Je me réjouis de l'ouverture du nouveau séminaire de Karaganda, destiné à accueillir les séminaristes des Républiques d'Asie centrale. Comme le centre diocésain, vous avez voulu le dédier à un prêtre zélé, le R.P. Wladyslaw Bukowinski, qui, au cours des dures années du communisme, a continué à exercer son ministère dans la ville. "Nous avons été ordonnés non pour nous ménager - écrivait-il dans ses mémoires - mais, si cela est nécessaire, pour donner notre vie pour les brebis du Christ". Moi même, j'ai eu la chance de le connaître et d'en apprécier la foi profonde, la parole sage, la confiance indestructible dans la puissance de Dieu.
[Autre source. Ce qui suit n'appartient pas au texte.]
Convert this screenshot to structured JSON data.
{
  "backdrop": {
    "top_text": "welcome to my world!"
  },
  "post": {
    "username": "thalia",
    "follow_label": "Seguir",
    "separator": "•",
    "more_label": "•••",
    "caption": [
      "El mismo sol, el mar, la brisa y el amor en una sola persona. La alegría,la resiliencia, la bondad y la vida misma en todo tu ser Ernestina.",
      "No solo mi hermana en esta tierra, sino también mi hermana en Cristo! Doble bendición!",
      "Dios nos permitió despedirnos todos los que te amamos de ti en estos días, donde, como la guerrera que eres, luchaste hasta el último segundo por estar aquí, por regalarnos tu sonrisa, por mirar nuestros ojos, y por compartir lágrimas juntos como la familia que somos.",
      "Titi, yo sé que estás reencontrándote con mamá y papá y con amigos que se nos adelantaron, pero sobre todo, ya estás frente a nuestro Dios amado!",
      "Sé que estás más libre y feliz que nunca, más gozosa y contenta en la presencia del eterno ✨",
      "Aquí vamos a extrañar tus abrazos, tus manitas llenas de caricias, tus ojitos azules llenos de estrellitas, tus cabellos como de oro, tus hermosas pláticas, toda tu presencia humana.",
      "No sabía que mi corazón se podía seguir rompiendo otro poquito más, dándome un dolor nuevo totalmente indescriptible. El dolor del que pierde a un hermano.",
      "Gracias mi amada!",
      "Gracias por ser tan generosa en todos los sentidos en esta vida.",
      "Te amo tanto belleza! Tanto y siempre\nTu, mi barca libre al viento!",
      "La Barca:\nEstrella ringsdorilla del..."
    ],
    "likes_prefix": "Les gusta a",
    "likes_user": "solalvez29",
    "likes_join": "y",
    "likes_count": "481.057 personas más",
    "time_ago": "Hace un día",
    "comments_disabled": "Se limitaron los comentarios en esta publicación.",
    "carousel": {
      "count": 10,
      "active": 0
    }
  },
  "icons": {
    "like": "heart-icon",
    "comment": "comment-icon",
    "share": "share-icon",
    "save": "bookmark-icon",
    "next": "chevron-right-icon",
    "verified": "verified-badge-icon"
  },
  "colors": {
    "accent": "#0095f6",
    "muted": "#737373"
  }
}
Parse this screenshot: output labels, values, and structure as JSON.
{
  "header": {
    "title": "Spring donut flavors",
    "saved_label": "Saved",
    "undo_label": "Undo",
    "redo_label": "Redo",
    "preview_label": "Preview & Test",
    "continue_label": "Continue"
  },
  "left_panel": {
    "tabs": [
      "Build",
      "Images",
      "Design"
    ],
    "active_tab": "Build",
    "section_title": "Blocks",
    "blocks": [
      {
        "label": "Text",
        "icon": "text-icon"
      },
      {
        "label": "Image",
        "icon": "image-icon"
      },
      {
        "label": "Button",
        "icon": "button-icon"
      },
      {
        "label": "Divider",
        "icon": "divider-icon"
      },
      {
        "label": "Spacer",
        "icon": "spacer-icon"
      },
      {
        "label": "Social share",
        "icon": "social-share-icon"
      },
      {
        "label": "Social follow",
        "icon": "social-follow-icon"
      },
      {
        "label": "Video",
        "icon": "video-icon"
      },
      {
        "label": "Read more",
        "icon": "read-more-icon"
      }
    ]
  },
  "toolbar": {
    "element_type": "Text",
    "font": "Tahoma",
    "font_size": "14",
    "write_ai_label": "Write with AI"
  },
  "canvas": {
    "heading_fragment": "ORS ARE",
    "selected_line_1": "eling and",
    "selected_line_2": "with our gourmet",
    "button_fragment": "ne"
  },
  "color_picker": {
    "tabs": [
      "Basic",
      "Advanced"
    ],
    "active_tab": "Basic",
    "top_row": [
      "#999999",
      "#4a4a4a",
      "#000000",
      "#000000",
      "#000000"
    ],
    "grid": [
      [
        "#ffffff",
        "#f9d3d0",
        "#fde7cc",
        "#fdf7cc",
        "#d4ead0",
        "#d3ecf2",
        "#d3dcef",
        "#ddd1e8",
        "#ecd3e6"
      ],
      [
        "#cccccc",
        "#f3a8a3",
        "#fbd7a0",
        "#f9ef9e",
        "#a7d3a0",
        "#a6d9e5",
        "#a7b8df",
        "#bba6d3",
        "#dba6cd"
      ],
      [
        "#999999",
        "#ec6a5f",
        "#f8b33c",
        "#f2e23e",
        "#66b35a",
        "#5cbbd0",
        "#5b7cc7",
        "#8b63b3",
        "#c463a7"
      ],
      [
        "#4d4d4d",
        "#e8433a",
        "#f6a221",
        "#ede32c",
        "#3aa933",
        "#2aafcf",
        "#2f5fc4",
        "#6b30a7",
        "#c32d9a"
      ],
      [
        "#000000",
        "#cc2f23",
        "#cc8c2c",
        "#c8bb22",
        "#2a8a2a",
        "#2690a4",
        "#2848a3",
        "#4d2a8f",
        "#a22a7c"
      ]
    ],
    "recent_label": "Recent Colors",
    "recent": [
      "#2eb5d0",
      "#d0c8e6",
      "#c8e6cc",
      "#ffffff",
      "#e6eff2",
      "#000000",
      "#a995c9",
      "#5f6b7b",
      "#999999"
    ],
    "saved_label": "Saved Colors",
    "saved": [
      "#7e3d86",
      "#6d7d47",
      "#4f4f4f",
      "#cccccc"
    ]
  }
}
Au nom de toute l'Eglise, j'entends aujourd'hui lui rendre hommage, ainsi qu'à tous ceux qui ont passé leur vie entre privations et persécutions.

Que ces fidèles ouvriers de l'Evangile soient pour vous aussi un exemple et un encouragement, très chères personnes consacrées, appelées à être signe de gratuité   et  d'amour  au  service  du Royaume de Dieu. "La vie de l'Eglise - ainsi que je l'observais dans l'Exhortation post-synodale Vita consecrata - et la société elle-même ont besoin de personnes capables de se consacrer totalement à Dieu et aux autres pour l'amour de Dieu" (n. 105). Il vous est demandé d'offrir ce supplément d'âme dont le monde a tant besoin.


6. Avant d'être ceux qui annoncent, il faut être des témoins crédibles de l'Evangile. Maintenant que le climat politique  et  social  s'est libéré du poids de l'oppression totalitaire - et il est souhaitable que le pouvoir ne cherche jamais plus à limiter   la   liberté   des croyants - le besoin que chaque disciple du Christ soit lumière du monde et sel de la terre (cf. Mt 4, 13-14) demeure une nécessité impérieuse. Ce besoin est d'autant plus urgent du fait de la destruction spirituelle héritée de l'athéisme militant, mais aussi du fait des risques que font courir l'hédonisme et le consumérisme actuel.

A la force du témoignage, chers frères et soeurs, unissez la douceur du dialogue.
Le Kazakhstan est une terre habitée par des peuples d'origines diverses, appartenant à différentes religions, héritiers d'illustres cultures et d'une riche histoire. Le sage Abai Kunanbai, voix prestigieuse de la culture kazakh, affirmait, avec la largeur de vue qui le caractérise:  "Justement parce que nous adorons Dieu en plénitude et que nous avons foi en lui, nous n'avons pas le droit de dire que nous devons obliger les autres à croire en lui et à l'adorer" (Proverbes, chap. 45).
L'Eglise ne veut pas imposer sa foi aux autres. Il est clair toutefois que cela n'exempte pas les disciples du Seigneur de communiquer aux autres le grand don auquel nous participons:  la vie du Christ. "Nous ne devons pas craindre que puisse être lésée l'identité de l'autre par ce qui est en fait l'annonce joyeuse d'un don offert à tous et qui doit être proposé à tous dans le plus grand respect de la liberté de chacun:  le don de la révélation du Dieu-Amour" (Novo millennio ineunte, n. 56). Plus on témoigne de l'amour de Dieu, plus il croît dans le coeur.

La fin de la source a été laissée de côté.